A long article in The Washington Post examines the ties between The Washington Post Company, the newspaper and Kaplan Higher Education. The article notes that while many credit Kaplan with providing the company with a secure financial base at a time of declining journalism-based revenue, the relationships have not always been smooth and have led to uncomfortable scrutiny. "Post Co. executives blame outside forces, including a drop in political support for private-sector education companies and 'financial and corporate agendas,'" the article says. "They also acknowledge missteps. Current and past officers say The Post Co. did not keep close-enough tabs on its fast-sprawling education unit, even as it focused heavily on customers who were poorer and thus at the riskier end of the business. But they say serving that disadvantaged population is important."
A survey of students at eight colleges and universities in North Carolina found that 17.4 percent are current users of hookahs, water pipes that have grown in popularity in recent years. Researchers at the Wake Forest Baptist Medical Center who conducted the study say that students seem unaware of health risks associated with the practice.

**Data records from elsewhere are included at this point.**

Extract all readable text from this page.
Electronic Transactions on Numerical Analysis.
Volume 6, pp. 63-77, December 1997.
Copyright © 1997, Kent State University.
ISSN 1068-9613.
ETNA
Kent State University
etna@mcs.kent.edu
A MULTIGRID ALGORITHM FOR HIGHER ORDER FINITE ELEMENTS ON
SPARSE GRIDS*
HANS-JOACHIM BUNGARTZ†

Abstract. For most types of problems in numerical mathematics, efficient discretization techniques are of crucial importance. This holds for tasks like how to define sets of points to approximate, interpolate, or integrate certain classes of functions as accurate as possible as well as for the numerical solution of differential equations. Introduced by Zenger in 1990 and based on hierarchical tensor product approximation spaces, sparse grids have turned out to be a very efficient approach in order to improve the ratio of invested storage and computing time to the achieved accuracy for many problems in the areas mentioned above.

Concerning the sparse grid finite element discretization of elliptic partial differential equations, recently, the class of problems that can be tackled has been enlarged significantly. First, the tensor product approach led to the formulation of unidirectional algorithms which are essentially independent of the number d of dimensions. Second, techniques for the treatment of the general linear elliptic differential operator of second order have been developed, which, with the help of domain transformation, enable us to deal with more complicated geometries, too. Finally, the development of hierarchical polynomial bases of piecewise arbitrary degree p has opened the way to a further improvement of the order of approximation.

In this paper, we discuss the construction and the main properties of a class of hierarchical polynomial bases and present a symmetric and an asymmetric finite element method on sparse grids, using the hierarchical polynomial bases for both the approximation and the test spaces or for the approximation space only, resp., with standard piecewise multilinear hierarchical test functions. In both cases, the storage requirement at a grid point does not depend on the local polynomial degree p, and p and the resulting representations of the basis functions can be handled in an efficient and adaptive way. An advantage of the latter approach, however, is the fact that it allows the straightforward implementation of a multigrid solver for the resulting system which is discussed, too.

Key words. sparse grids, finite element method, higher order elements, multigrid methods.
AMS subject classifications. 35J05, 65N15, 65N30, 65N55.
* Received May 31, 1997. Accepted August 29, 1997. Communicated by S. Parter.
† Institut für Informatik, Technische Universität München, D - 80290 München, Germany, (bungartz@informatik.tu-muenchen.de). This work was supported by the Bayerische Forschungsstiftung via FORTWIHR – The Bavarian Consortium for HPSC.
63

Disgraced financier Bernard Madoff recently gave a jailhouse interview to The Financial Times in which he said that one of his activities behind bars may soon be advising business schools. The article says: "Several business schools have approached him, he adds, and asked him to work on ethics courses. He likes that idea; Harvard and Northwestern are in his sights." The feelings may not be mutual. A spokeswoman for Northwestern's business school said that the institution is not engaged in any discussions with Madoff. (UPDATE: A spokesman for Harvard's business school said Monday morning that there was "no truth" to the idea that it was having any talks with Madoff.)
The U.S. Commission on Civil Rights refused on Friday to reconsider suspending its investigation into discrimination against women in university admissions, voting 4-3 against putting a motion on the agenda that would have reopened the inquiry. The commission voted by the same margin last month to suspend the study, which had subpoenaed data from 19 colleges within a 100-mile radius of Washington, D.C. The goal was to discover whether colleges relaxed standards for men, but not women, in order to achieve gender balance. Commissioners supporting the inquiry argued that a significant amount of data had already been collected and that abandoning the study would be a waste of resources. Its opponents, who last week argued against continuing with incomplete data, said that nothing had changed their minds.
Leading Australian universities are creating new positions to recruit and retain indigenous students, The New York Times reported. Indigenous people make up 2.4 percent of the population but 1.25 percent of students entering universities, according to a recent study by the Center for the Study of Higher Education at the University of Melbourne.